Olfml2b-flox Mouse

Olfml2b, a member of the olfactomedin domain-containing protein family, has an ambiguous function, especially in tumors. Its role in biological processes may involve cell growth, cell cycle regulation, apoptosis, and cell communication through pathways like the M/G1 transition pathway, post-translational protein modification, and DNA replication pre-initiation [3].

Genome-wide screening identified Olfml2b as a robust prognostic biomarker in bladder cancer. High expression of Olfml2b was associated with poor prognosis, and its expression increased with the rise of stage and grade. Knockdown of Olfml2b in bladder cancer cell lines led to decreased migration and proliferation ability [1]. Pan-cancer analysis showed that Olfml2b was overexpressed in 14 cancers and related to prognosis, TMB, MSI, TME, and immune cell infiltration. It may also increase drug resistance of certain drugs [2].
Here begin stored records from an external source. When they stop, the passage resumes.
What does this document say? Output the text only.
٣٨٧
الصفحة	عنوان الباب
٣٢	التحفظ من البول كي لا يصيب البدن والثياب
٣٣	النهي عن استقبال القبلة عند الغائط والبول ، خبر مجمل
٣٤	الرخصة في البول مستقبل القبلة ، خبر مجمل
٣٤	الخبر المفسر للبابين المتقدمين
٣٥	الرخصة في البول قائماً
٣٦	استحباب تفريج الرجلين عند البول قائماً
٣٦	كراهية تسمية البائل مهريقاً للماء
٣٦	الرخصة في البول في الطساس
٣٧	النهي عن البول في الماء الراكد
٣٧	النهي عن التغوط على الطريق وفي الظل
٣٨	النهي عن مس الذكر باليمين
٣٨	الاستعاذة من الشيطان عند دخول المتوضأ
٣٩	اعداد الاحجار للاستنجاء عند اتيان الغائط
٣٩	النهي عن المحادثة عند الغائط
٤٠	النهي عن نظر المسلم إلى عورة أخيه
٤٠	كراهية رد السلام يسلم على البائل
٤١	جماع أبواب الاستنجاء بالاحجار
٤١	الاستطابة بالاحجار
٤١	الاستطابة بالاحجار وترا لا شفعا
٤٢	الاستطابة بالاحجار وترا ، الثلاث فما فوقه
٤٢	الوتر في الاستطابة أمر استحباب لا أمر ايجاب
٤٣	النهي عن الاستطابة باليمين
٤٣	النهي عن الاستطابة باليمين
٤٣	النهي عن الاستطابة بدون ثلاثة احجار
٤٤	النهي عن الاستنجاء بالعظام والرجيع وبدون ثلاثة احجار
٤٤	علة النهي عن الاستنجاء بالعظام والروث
In gastric cancer, Olfml2b was overexpressed, associated with tumor invasion depth and clinical stage, and could be used as a diagnostic and prognostic target [3]. In stomach adenocarcinoma, Olfml2b was among the genes associated with overall survival and related to immune cell fractions [4]. In gastric cancer, it was also identified as a hub gene for prognosis prediction [5].
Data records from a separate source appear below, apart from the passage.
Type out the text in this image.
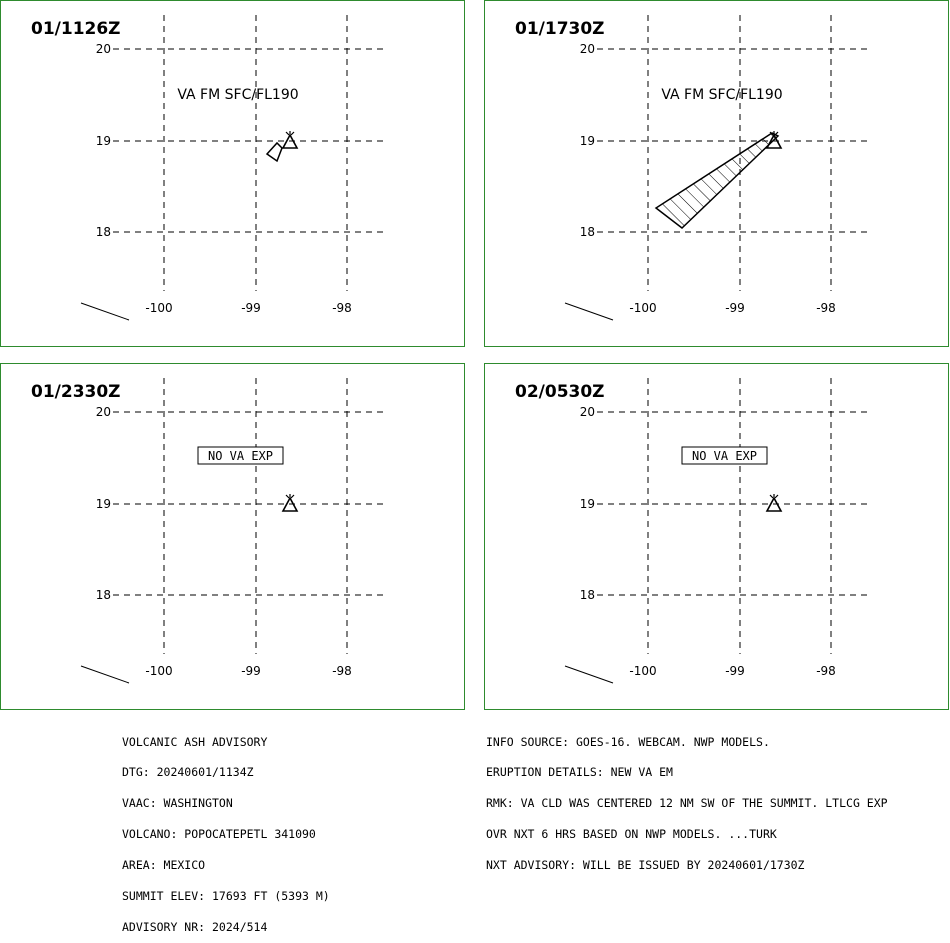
01/1126Z
20
19
18
-100	-99	-98
VA FM SFC/FL190
01/1730Z
20
19
18
-100	-99	-98
VA FM SFC/FL190
01/2330Z
20
19
18
-100	-99	-98
NO VA EXP
02/0530Z
20
19
18
-100	-99	-98
NO VA EXP

VOLCANIC ASH ADVISORY

DTG: 20240601/1134Z

VAAC: WASHINGTON

VOLCANO: POPOCATEPETL 341090

AREA: MEXICO

SUMMIT ELEV: 17693 FT (5393 M)

ADVISORY NR: 2024/514

INFO SOURCE: GOES-16. WEBCAM. NWP MODELS.

ERUPTION DETAILS: NEW VA EM

RMK: VA CLD WAS CENTERED 12 NM SW OF THE SUMMIT. LTLCG EXP

OVR NXT 6 HRS BASED ON NWP MODELS. ...TURK

NXT ADVISORY: WILL BE ISSUED BY 20240601/1730Z
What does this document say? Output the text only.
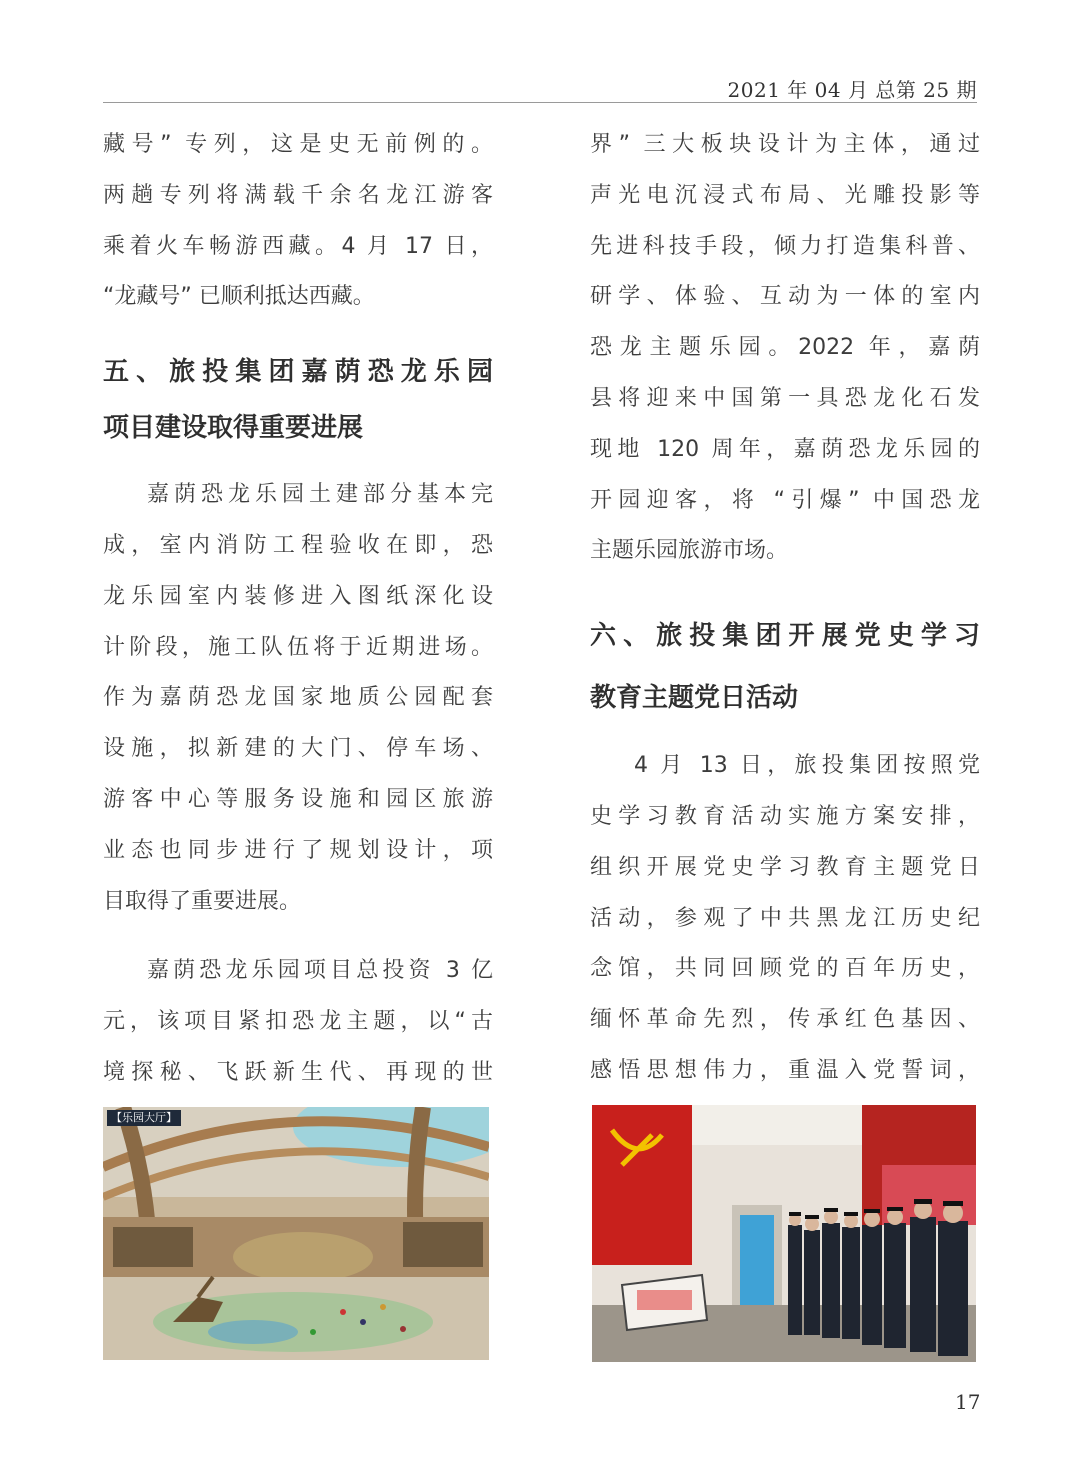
2021 年 04 月 总第 25 期
藏号” 专列，这是史无前例的。
两趟专列将满载千余名龙江游客
乘着火车畅游西藏。4 月 17 日，
“龙藏号” 已顺利抵达西藏。
五、旅投集团嘉荫恐龙乐园
项目建设取得重要进展
嘉荫恐龙乐园土建部分基本完
成，室内消防工程验收在即，恐
龙乐园室内装修进入图纸深化设
计阶段，施工队伍将于近期进场。
作为嘉荫恐龙国家地质公园配套
设施，拟新建的大门、停车场、
游客中心等服务设施和园区旅游
业态也同步进行了规划设计，项
目取得了重要进展。
嘉荫恐龙乐园项目总投资 3 亿
元，该项目紧扣恐龙主题，以“古
境探秘、飞跃新生代、再现的世
【乐园大厅】
界” 三大板块设计为主体，通过
声光电沉浸式布局、光雕投影等
先进科技手段，倾力打造集科普、
研学、体验、互动为一体的室内
恐龙主题乐园。2022 年，嘉荫
县将迎来中国第一具恐龙化石发
现地 120 周年，嘉荫恐龙乐园的
开园迎客，将 “引爆” 中国恐龙
主题乐园旅游市场。
六、旅投集团开展党史学习
教育主题党日活动
4 月 13 日，旅投集团按照党
史学习教育活动实施方案安排，
组织开展党史学习教育主题党日
活动，参观了中共黑龙江历史纪
念馆，共同回顾党的百年历史，
缅怀革命先烈，传承红色基因、
感悟思想伟力，重温入党誓词，
17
In triple-negative breast cancer, Olfml2b was one of the genes influencing prognosis [6]. In ovarian cancer, Olfml2b was selected as a prognostic gene for a lactate metabolism-related prognostic model [7].
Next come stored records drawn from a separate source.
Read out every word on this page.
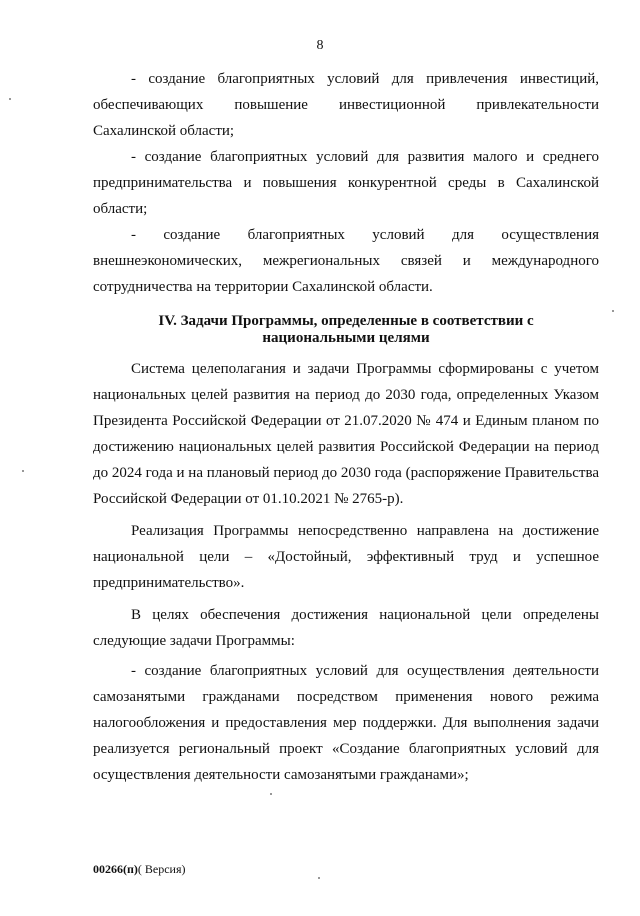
8

- создание благоприятных условий для привлечения инвестиций, обеспечивающих повышение инвестиционной привлекательности Сахалинской области;

- создание благоприятных условий для развития малого и среднего предпринимательства и повышения конкурентной среды в Сахалинской области;

- создание благоприятных условий для осуществления внешнеэкономических, межрегиональных связей и международного сотрудничества на территории Сахалинской области.

IV. Задачи Программы, определенные в соответствии с национальными целями

Система целеполагания и задачи Программы сформированы с учетом национальных целей развития на период до 2030 года, определенных Указом Президента Российской Федерации от 21.07.2020 № 474 и Единым планом по достижению национальных целей развития Российской Федерации на период до 2024 года и на плановый период до 2030 года (распоряжение Правительства Российской Федерации от 01.10.2021 № 2765-р).

Реализация Программы непосредственно направлена на достижение национальной цели – «Достойный, эффективный труд и успешное предпринимательство».

В целях обеспечения достижения национальной цели определены следующие задачи Программы:

- создание благоприятных условий для осуществления деятельности самозанятыми гражданами посредством применения нового режима налогообложения и предоставления мер поддержки. Для выполнения задачи реализуется региональный проект «Создание благоприятных условий для осуществления деятельности самозанятыми гражданами»;

00266(п)( Версия)
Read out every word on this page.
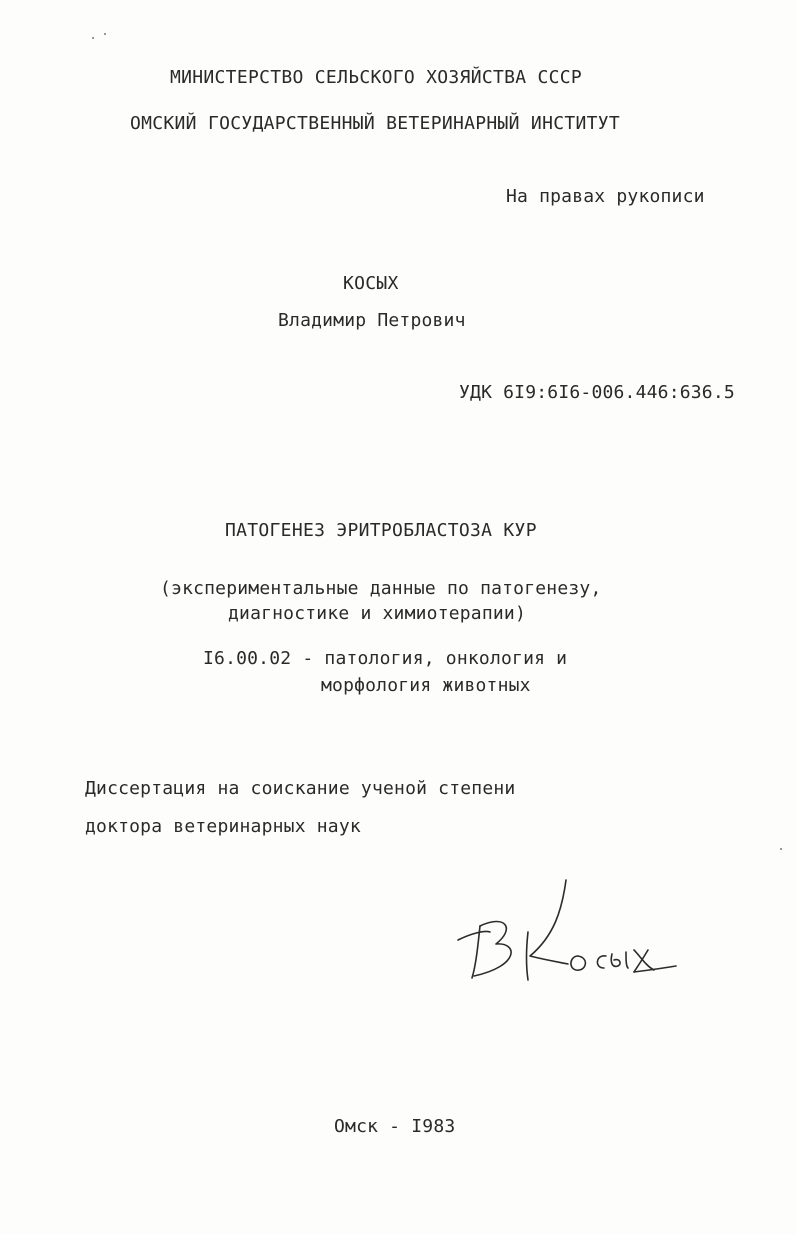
МИНИСТЕРСТВО СЕЛЬСКОГО ХОЗЯЙСТВА СССР
ОМСКИЙ ГОСУДАРСТВЕННЫЙ ВЕТЕРИНАРНЫЙ ИНСТИТУТ
На правах рукописи
КОСЫХ
Владимир Петрович
УДК 6I9:6I6-006.446:636.5
ПАТОГЕНЕЗ ЭРИТРОБЛАСТОЗА КУР
(экспериментальные данные по патогенезу,
диагностике и химиотерапии)
I6.00.02 - патология, онкология и
морфология животных
Диссертация на соискание ученой степени
доктора ветеринарных наук
Омск - I983
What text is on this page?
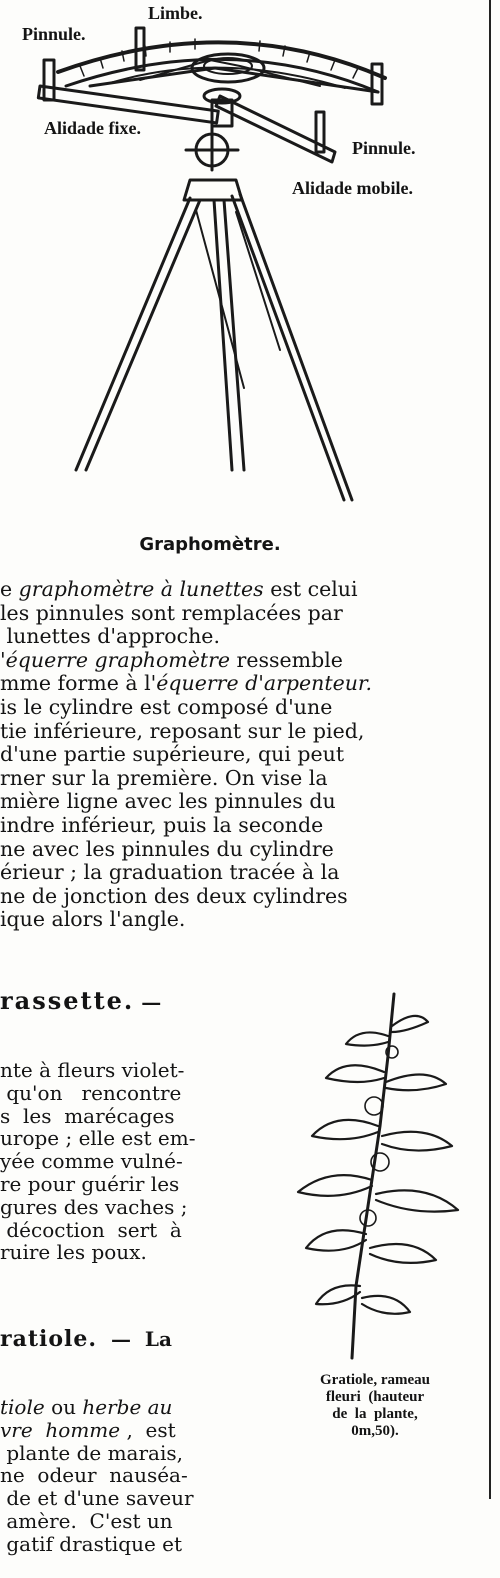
Limbe.
Pinnule.
Alidade fixe.
Pinnule.
Alidade mobile.
Graphomètre.
e graphomètre à lunettes est celui
les pinnules sont remplacées par
lunettes d'approche.
'équerre graphomètre ressemble
mme forme à l'équerre d'arpenteur.
is le cylindre est composé d'une
tie inférieure, reposant sur le pied,
d'une partie supérieure, qui peut
rner sur la première. On vise la
mière ligne avec les pinnules du
indre inférieur, puis la seconde
ne avec les pinnules du cylindre
érieur ; la graduation tracée à la
ne de jonction des deux cylindres
ique alors l'angle.

rassette. —

nte à fleurs violet-
qu'on   rencontre
s  les  marécages
urope ; elle est em-
yée comme vulné-
re pour guérir les
gures des vaches ;
décoction  sert  à
ruire les poux.

ratiole.  —  La

tiole ou herbe au
vre  homme ,  est
plante de marais,
ne  odeur  nauséa-
de et d'une saveur
amère.  C'est un
gatif drastique et

Gratiole, rameau
fleuri  (hauteur
de  la  plante,
0m,50).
In summary, Olfml2b is a potential prognostic marker and a possible target for immunotherapy in various tumors. Its overexpression in many cancers is associated with poor prognosis, and its function in promoting cancer cell migration, proliferation, and drug resistance suggests its significance in cancer development. The studies on Olfml2b contribute to understanding cancer mechanisms and developing more effective cancer treatments.